Diet Vs. Exercise – What Should We Focus On?
Interesting story: a recent study found that it’s far better to be fit and overweight than to be simply thin.
The study found that women who didn’t do any exercise – including the slim ones – were far more at risk for heart attacks, while women with some extra pounds but a generally fit body (thanks to some exercise) were less at risk.
Sounds pretty straightforward then: exercise is important!!
But wait, here comes another study. It turns out those same women who exercise – but are still overweight or obese – are up to nine times as likely to develop diabetes as women of normal weight.
So if you’re overweight but ‘fit’ = you’re at higher risk for diabetes, no matter how much you exercise. If you’re slim but not ‘fit’ = you’re at rish for a heart attack, no matter how much you diet.
WHY DIET & EXERICSE CAN’T BE ‘ONE OR THE OTHER’.

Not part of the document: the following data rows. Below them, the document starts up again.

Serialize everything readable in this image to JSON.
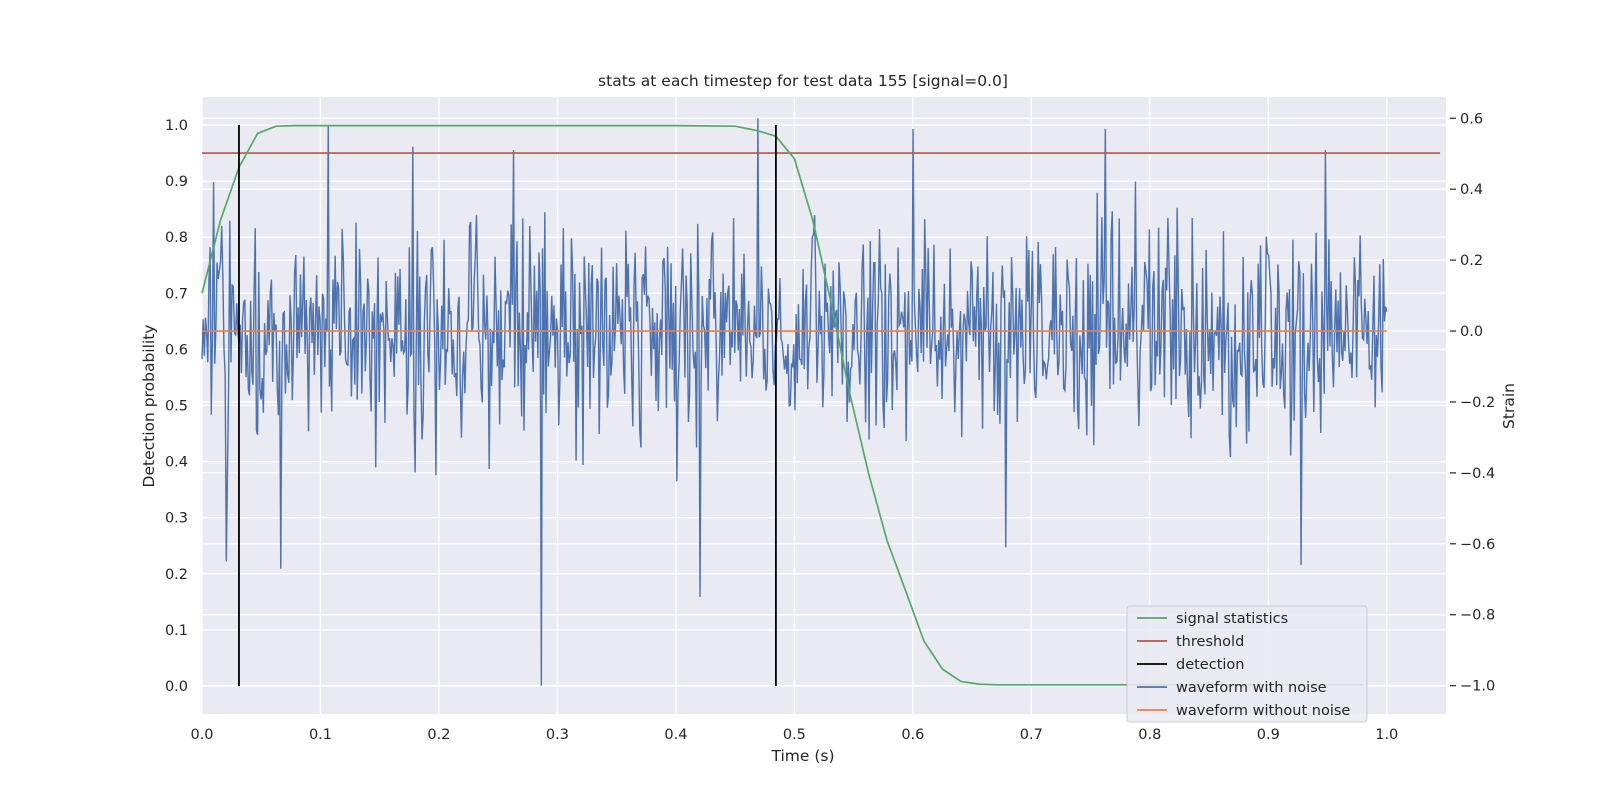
{
  "chart_data": {
    "type": "line",
    "title": "stats at each timestep for test data 155 [signal=0.0]",
    "xlabel": "Time (s)",
    "ylabel_left": "Detection probability",
    "ylabel_right": "Strain",
    "xlim": [
      0.0,
      1.05
    ],
    "ylim_left": [
      -0.05,
      1.05
    ],
    "ylim_right": [
      -1.08,
      0.66
    ],
    "x_ticks": [
      "0.0",
      "0.1",
      "0.2",
      "0.3",
      "0.4",
      "0.5",
      "0.6",
      "0.7",
      "0.8",
      "0.9",
      "1.0"
    ],
    "y_left_ticks": [
      "0.0",
      "0.1",
      "0.2",
      "0.3",
      "0.4",
      "0.5",
      "0.6",
      "0.7",
      "0.8",
      "0.9",
      "1.0"
    ],
    "y_right_ticks": [
      "−1.0",
      "−0.8",
      "−0.6",
      "−0.4",
      "−0.2",
      "0.0",
      "0.2",
      "0.4",
      "0.6"
    ],
    "grid": true,
    "legend_position": "lower right",
    "series": [
      {
        "name": "signal statistics",
        "color": "#55a868",
        "axis": "left",
        "x": [
          0.0,
          0.0156,
          0.0313,
          0.0469,
          0.0625,
          0.0781,
          0.1,
          0.2,
          0.3,
          0.4,
          0.45,
          0.4688,
          0.4844,
          0.5,
          0.5156,
          0.5313,
          0.5469,
          0.5625,
          0.5781,
          0.5938,
          0.6094,
          0.625,
          0.6406,
          0.6563,
          0.6719,
          0.7,
          0.8,
          0.9,
          0.98
        ],
        "y": [
          0.7,
          0.83,
          0.925,
          0.985,
          0.998,
          0.999,
          0.999,
          0.999,
          0.999,
          0.999,
          0.998,
          0.99,
          0.98,
          0.94,
          0.83,
          0.68,
          0.52,
          0.38,
          0.26,
          0.17,
          0.08,
          0.03,
          0.008,
          0.003,
          0.002,
          0.002,
          0.002,
          0.002,
          0.002
        ]
      },
      {
        "name": "threshold",
        "color": "#c44e52",
        "axis": "left",
        "x": [
          0.0,
          1.045
        ],
        "y": [
          0.95,
          0.95
        ]
      },
      {
        "name": "detection",
        "color": "#000000",
        "axis": "left",
        "segments": [
          {
            "x": 0.0312,
            "y": [
              0.0,
              1.0
            ]
          },
          {
            "x": 0.4844,
            "y": [
              0.0,
              1.0
            ]
          }
        ]
      },
      {
        "name": "waveform with noise",
        "color": "#4c72b0",
        "axis": "right",
        "x_range": [
          0.0,
          1.0
        ],
        "sample_count": 1024,
        "amplitude_std": 0.15,
        "notable_points": [
          {
            "x": 0.01,
            "y": 0.42
          },
          {
            "x": 0.021,
            "y": -0.65
          },
          {
            "x": 0.066,
            "y": -0.67
          },
          {
            "x": 0.107,
            "y": 0.58
          },
          {
            "x": 0.178,
            "y": 0.52
          },
          {
            "x": 0.263,
            "y": 0.51
          },
          {
            "x": 0.286,
            "y": -1.0
          },
          {
            "x": 0.42,
            "y": -0.75
          },
          {
            "x": 0.469,
            "y": 0.6
          },
          {
            "x": 0.6,
            "y": 0.57
          },
          {
            "x": 0.678,
            "y": -0.61
          },
          {
            "x": 0.762,
            "y": 0.57
          },
          {
            "x": 0.928,
            "y": -0.66
          },
          {
            "x": 0.948,
            "y": 0.51
          }
        ]
      },
      {
        "name": "waveform without noise",
        "color": "#dd8452",
        "axis": "right",
        "x": [
          0.0,
          1.0
        ],
        "y": [
          0.0,
          0.0
        ]
      }
    ]
  }
}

Small amounts of calorie cutting here and there (let’s say 400 calories of excessive food per day) can make a big difference, while a commitment to burn 400 calories a day can be much harder to pull off.
But this is missing the larger point, which is that there is no clear equivalency between ‘cutting 400 calories out of my diet and burning 400 calories through exercise’.
While studies have shown that cutting out fatty foods will help you lose some weight, while plain exercise sometimes won’t, especially for women who ignore their diet entirely, it’s still a mistake to see the two areas as mutually exclusive.
Never forget that burning 400 calories through good, balanced exercise – like a great mix of lifting weights and intensive cardio – contains benefits that go far beyond just those 400 calories burned.
Treat your body as a system that needs good, healthy attention from all angles, not sure crash diets or burn out marathons, but gradual, sustained, and long term attention to eating well and being active, at the same time.
There is no magic ration between diet and exercise, and study after study continue to prove that you can’t reap the benefits of one without suffering the negatives of another. Realize that changing your body is something you need to do responsibly. There is no ‘choice’ between diet or exercise.
To be heathly, you can’t have one without the other. BUT there’s one BIG advantage: tackling both at once is completely complimentary – the better you eat, the more you’ll want to work out, and the better you work out, the better you’ll want to eat!!